Before I could quake myself to death and join him on the other side of the earthly fence, the door opened and Rosemary came out, looking relieved to see me. So I gave my legs their marching orders and she and I went into the house together.

“Let’s go into the sitting room,” she said, taking my suitcase from me and depositing it by the stairs. “Thora’s out in the garden and Jane’s in her room. Both of them are quite upset. I told them about the talk I had with you last night. And it was a shock to them. Although they both tried hard not to show it or to condemn me. They weren’t surprised you had left.”

“But I’ve come back,” I said when we were both seated. “I’ve spent a good part of my time away talking to Hope. And I’d like you to listen to what I have to say.”

She did so. Sometimes adjusting her glasses.
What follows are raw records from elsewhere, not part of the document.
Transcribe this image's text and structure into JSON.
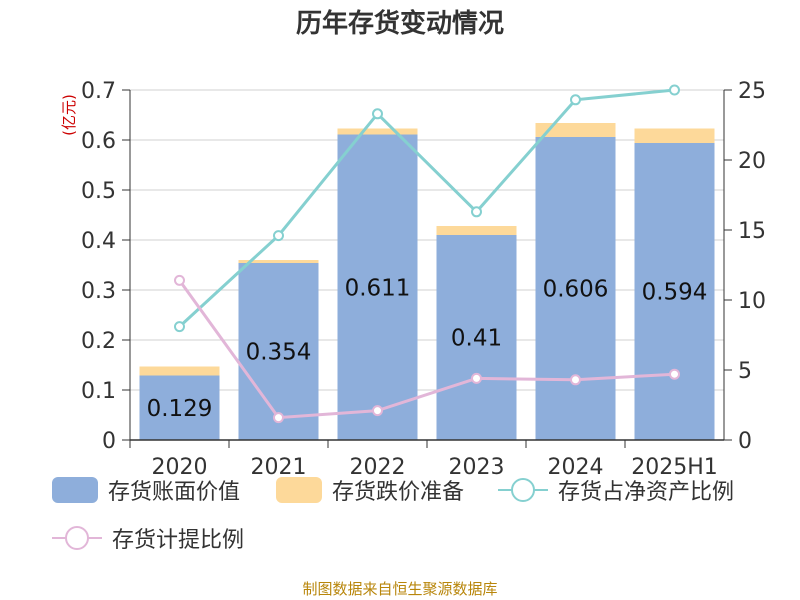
{
  "chart_data": {
    "type": "bar+line",
    "title": "历年存货变动情况",
    "left_axis_unit": "(亿元)",
    "categories": [
      "2020",
      "2021",
      "2022",
      "2023",
      "2024",
      "2025H1"
    ],
    "left_ylim": [
      0,
      0.7
    ],
    "left_ticks": [
      "0",
      "0.1",
      "0.2",
      "0.3",
      "0.4",
      "0.5",
      "0.6",
      "0.7"
    ],
    "right_ylim": [
      0,
      25
    ],
    "right_ticks": [
      "0",
      "5",
      "10",
      "15",
      "20",
      "25"
    ],
    "series": [
      {
        "name": "存货账面价值",
        "kind": "bar",
        "axis": "left",
        "color": "#8eaedb",
        "values": [
          0.129,
          0.354,
          0.611,
          0.41,
          0.606,
          0.594
        ],
        "labels": [
          "0.129",
          "0.354",
          "0.611",
          "0.41",
          "0.606",
          "0.594"
        ]
      },
      {
        "name": "存货跌价准备",
        "kind": "bar-stacked",
        "axis": "left",
        "color": "#fdd99a",
        "values": [
          0.018,
          0.006,
          0.012,
          0.018,
          0.028,
          0.029
        ]
      },
      {
        "name": "存货占净资产比例",
        "kind": "line",
        "axis": "right",
        "color": "#85d0d0",
        "values": [
          8.1,
          14.6,
          23.3,
          16.3,
          24.3,
          25.0
        ]
      },
      {
        "name": "存货计提比例",
        "kind": "line",
        "axis": "right",
        "color": "#e2b6d8",
        "values": [
          11.4,
          1.6,
          2.1,
          4.4,
          4.3,
          4.7
        ]
      }
    ],
    "grid": true
  },
  "legend": {
    "bar1": "存货账面价值",
    "bar2": "存货跌价准备",
    "line1": "存货占净资产比例",
    "line2": "存货计提比例"
  },
  "footer": "制图数据来自恒生聚源数据库"
}
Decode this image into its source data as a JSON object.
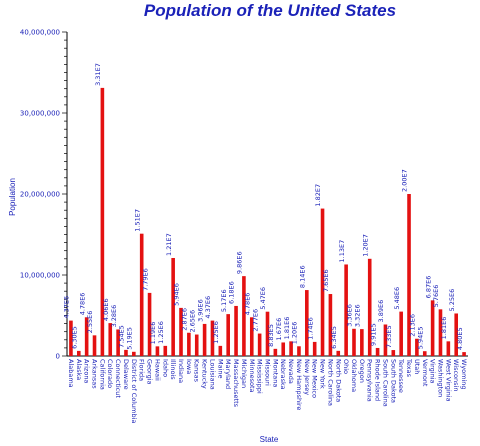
{
  "colors": {
    "bar": "#e41111",
    "text": "#1b22b8",
    "axis": "#000000"
  },
  "chart_data": {
    "type": "bar",
    "title": "Population of the United States",
    "xlabel": "State",
    "ylabel": "Population",
    "ylim": [
      0,
      40000000
    ],
    "yticks": [
      0,
      10000000,
      20000000,
      30000000,
      40000000
    ],
    "ytick_labels": [
      "0",
      "10,000,000",
      "20,000,000",
      "30,000,000",
      "40,000,000"
    ],
    "grid": false,
    "legend": "none",
    "categories": [
      "Alabama",
      "Alaska",
      "Arizona",
      "Arkansas",
      "California",
      "Colorado",
      "Connecticut",
      "Delaware",
      "District of Columbia",
      "Florida",
      "Georgia",
      "Hawaii",
      "Idaho",
      "Illinois",
      "Indiana",
      "Iowa",
      "Kansas",
      "Kentucky",
      "Louisiana",
      "Maine",
      "Maryland",
      "Massachusetts",
      "Michigan",
      "Minnesota",
      "Mississippi",
      "Missouri",
      "Montana",
      "Nebraska",
      "Nevada",
      "New Hampshire",
      "New Jersey",
      "New Mexico",
      "New York",
      "North Carolina",
      "North Dakota",
      "Ohio",
      "Oklahoma",
      "Oregon",
      "Pennsylvania",
      "Rhode Island",
      "South Carolina",
      "South Dakota",
      "Tennessee",
      "Texas",
      "Utah",
      "Vermont",
      "Virginia",
      "Washington",
      "West Virginia",
      "Wisconsin",
      "Wyoming"
    ],
    "values": [
      4370000,
      630000,
      4780000,
      2550000,
      33100000,
      4060000,
      3280000,
      754000,
      519000,
      15100000,
      7790000,
      1190000,
      1250000,
      12100000,
      5940000,
      2870000,
      2650000,
      3960000,
      4370000,
      1250000,
      5170000,
      6180000,
      9860000,
      4780000,
      2770000,
      5470000,
      883000,
      1670000,
      1810000,
      1200000,
      8140000,
      1740000,
      18200000,
      7650000,
      634000,
      11300000,
      3360000,
      3320000,
      12000000,
      991000,
      3890000,
      733000,
      5480000,
      20000000,
      2130000,
      594000,
      6870000,
      5760000,
      1810000,
      5250000,
      480000
    ],
    "data_labels": [
      "4.37E6",
      "6.30E5",
      "4.78E6",
      "2.55E6",
      "3.31E7",
      "4.06E6",
      "3.28E6",
      "7.54E5",
      "5.19E5",
      "1.51E7",
      "7.79E6",
      "1.19E6",
      "1.25E6",
      "1.21E7",
      "5.94E6",
      "2.87E6",
      "2.65E6",
      "3.96E6",
      "4.37E6",
      "1.25E6",
      "5.17E6",
      "6.18E6",
      "9.86E6",
      "4.78E6",
      "2.77E6",
      "5.47E6",
      "8.83E5",
      "1.67E6",
      "1.81E6",
      "1.20E6",
      "8.14E6",
      "1.74E6",
      "1.82E7",
      "7.65E6",
      "6.34E5",
      "1.13E7",
      "3.36E6",
      "3.32E6",
      "1.20E7",
      "9.91E5",
      "3.89E6",
      "7.33E5",
      "5.48E6",
      "2.00E7",
      "2.13E6",
      "5.94E5",
      "6.87E6",
      "5.76E6",
      "1.81E6",
      "5.25E6",
      "4.80E5"
    ]
  }
}
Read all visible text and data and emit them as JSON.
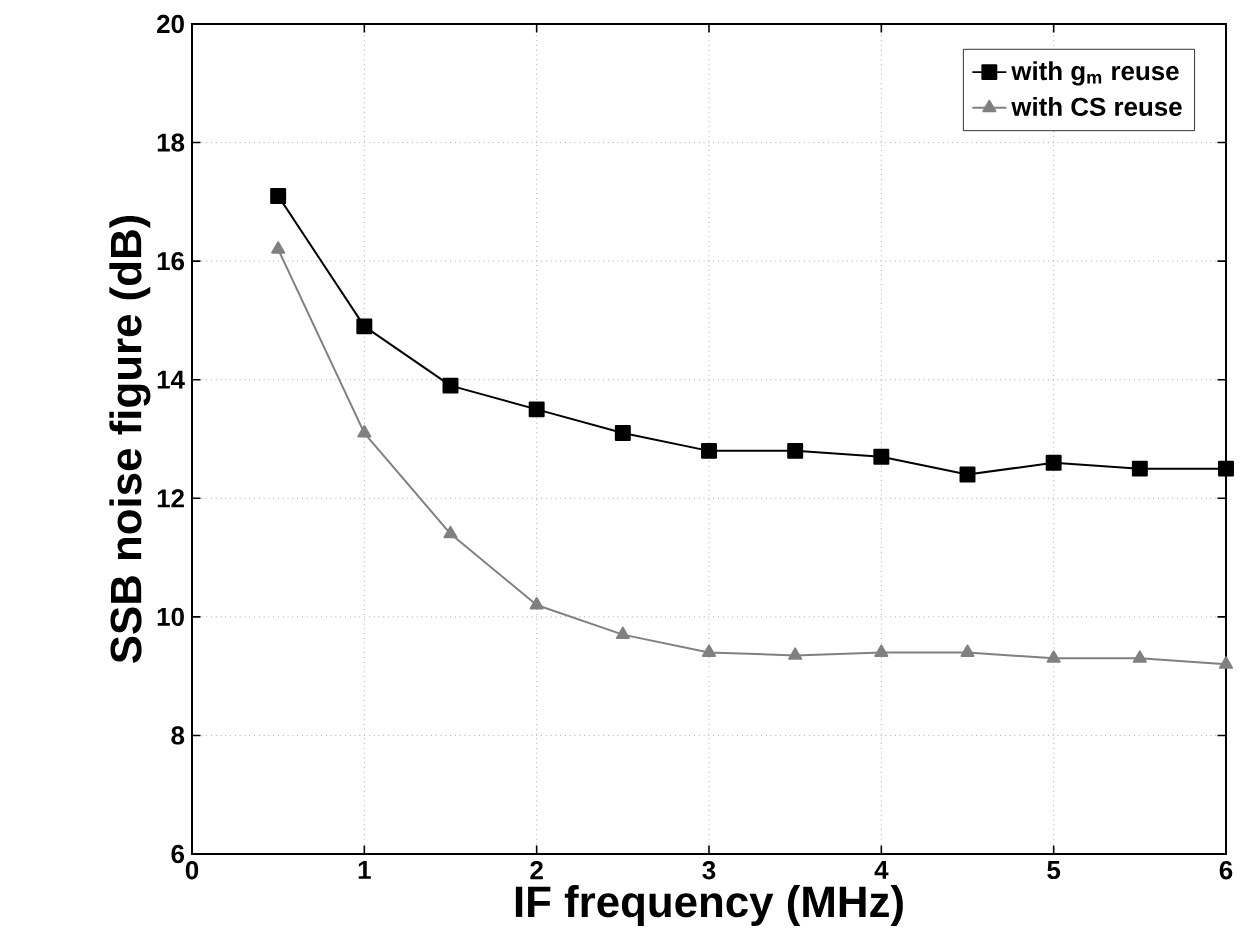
{
  "chart_data": {
    "type": "line",
    "xlabel": "IF frequency (MHz)",
    "ylabel": "SSB noise figure (dB)",
    "x": [
      0.5,
      1,
      1.5,
      2,
      2.5,
      3,
      3.5,
      4,
      4.5,
      5,
      5.5,
      6
    ],
    "series": [
      {
        "name": "with g$_{m}$ reuse",
        "color": "#000000",
        "marker": "square",
        "values": [
          17.1,
          14.9,
          13.9,
          13.5,
          13.1,
          12.8,
          12.8,
          12.7,
          12.4,
          12.6,
          12.5,
          12.5
        ]
      },
      {
        "name": "with CS reuse",
        "color": "#808080",
        "marker": "triangle",
        "values": [
          16.2,
          13.1,
          11.4,
          10.2,
          9.7,
          9.4,
          9.35,
          9.4,
          9.4,
          9.3,
          9.3,
          9.2
        ]
      }
    ],
    "xlim": [
      0,
      6
    ],
    "ylim": [
      6,
      20
    ],
    "xticks": [
      0,
      1,
      2,
      3,
      4,
      5,
      6
    ],
    "yticks": [
      6,
      8,
      10,
      12,
      14,
      16,
      18,
      20
    ],
    "grid": true,
    "legend": "top right",
    "line_style": "solid"
  }
}
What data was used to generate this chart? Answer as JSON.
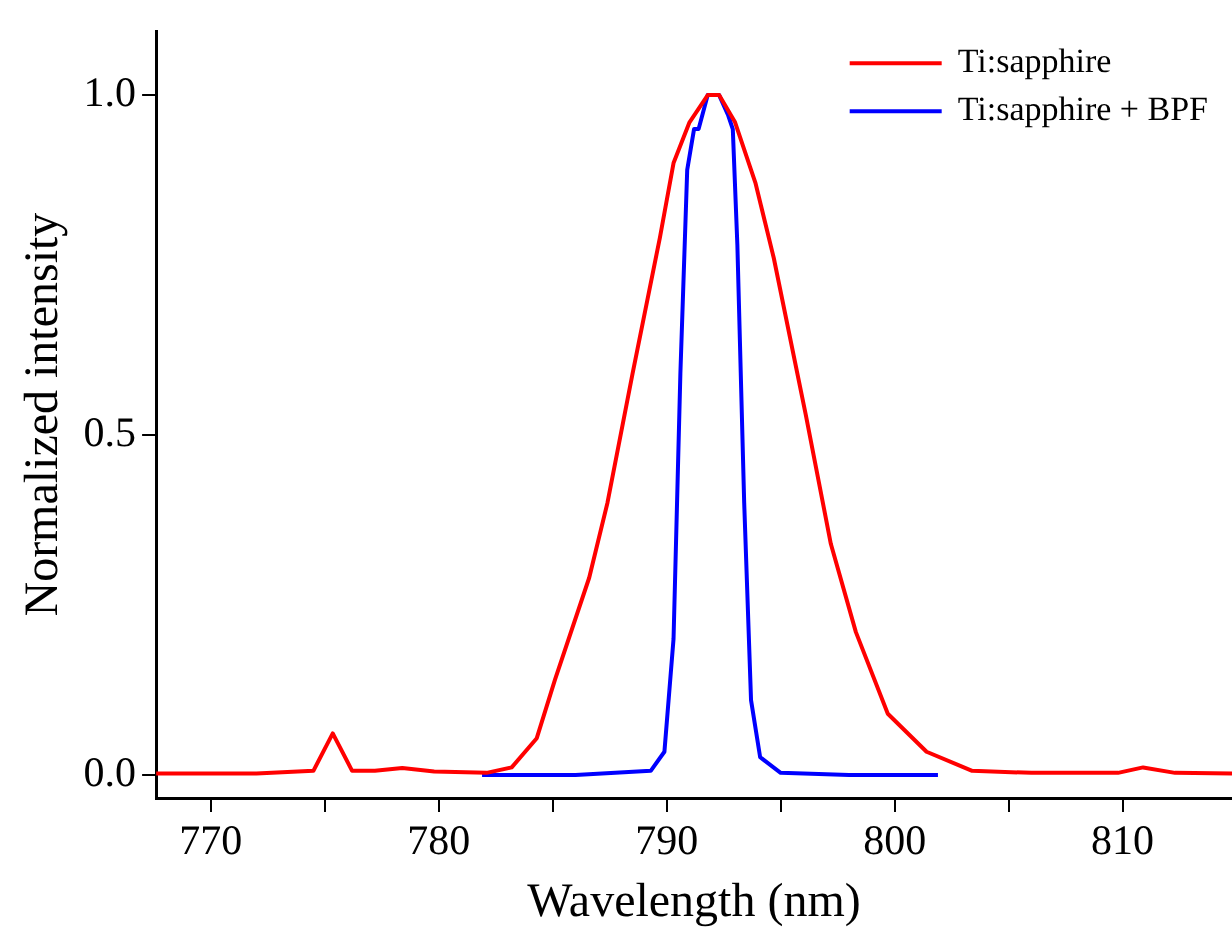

Sometimes unbuttoning her cardigan only to do it up again within moments. When I was finished she agreed to the proposed scheme without quibble.

“If you think this is what it will take to restore harmony between the living and the dead I will do my utmost to make sure that all is as you ask, Ellie. Perhaps if I had taken Jane’s emanations more seriously you would have been spared the awful visitations you have described. It must be me”—Rosemary trembled visibly—“with whom Sophia has been attempting to make contact. But my guilt must have formed an impenetrable barrier.”

“You do understand how important it is that we re-create everything as nearly as possible?” I asked, unsure how often her mind had wandered.

“Yes, Ellie.” She twisted her hands in her lap. “Jane, Thora, and I are to wear our bridesmaid dresses. And we are to gather at seven in the conservatory. Although I don’t quite understand why we should not be in the bedroom where we tried them on that day.”

“Don’t worry about that now. You’ll understand when the time comes.”

“Very well.”

“And you can persuade Thora and Jane?”

“No question.” Rosemary appeared to be brightening. “And I will also arrange for Richard and Edna to be here. They weren’t in the house that day. At least Richard wasn’t; but I do see that as such a dear friend of Sophia’s his presence could be an added inducement in summoning forth her spirit. And, of course, there is the link, as you mentioned, that he was the best man at her wedding. And now I come to think of it, Edna could have been here filling in for her mother. Some parts of that day are so clear and others very vague.” Rosemary got up. “If only I could believe that I have the opportunity to finally make peace between Sophia and myself.”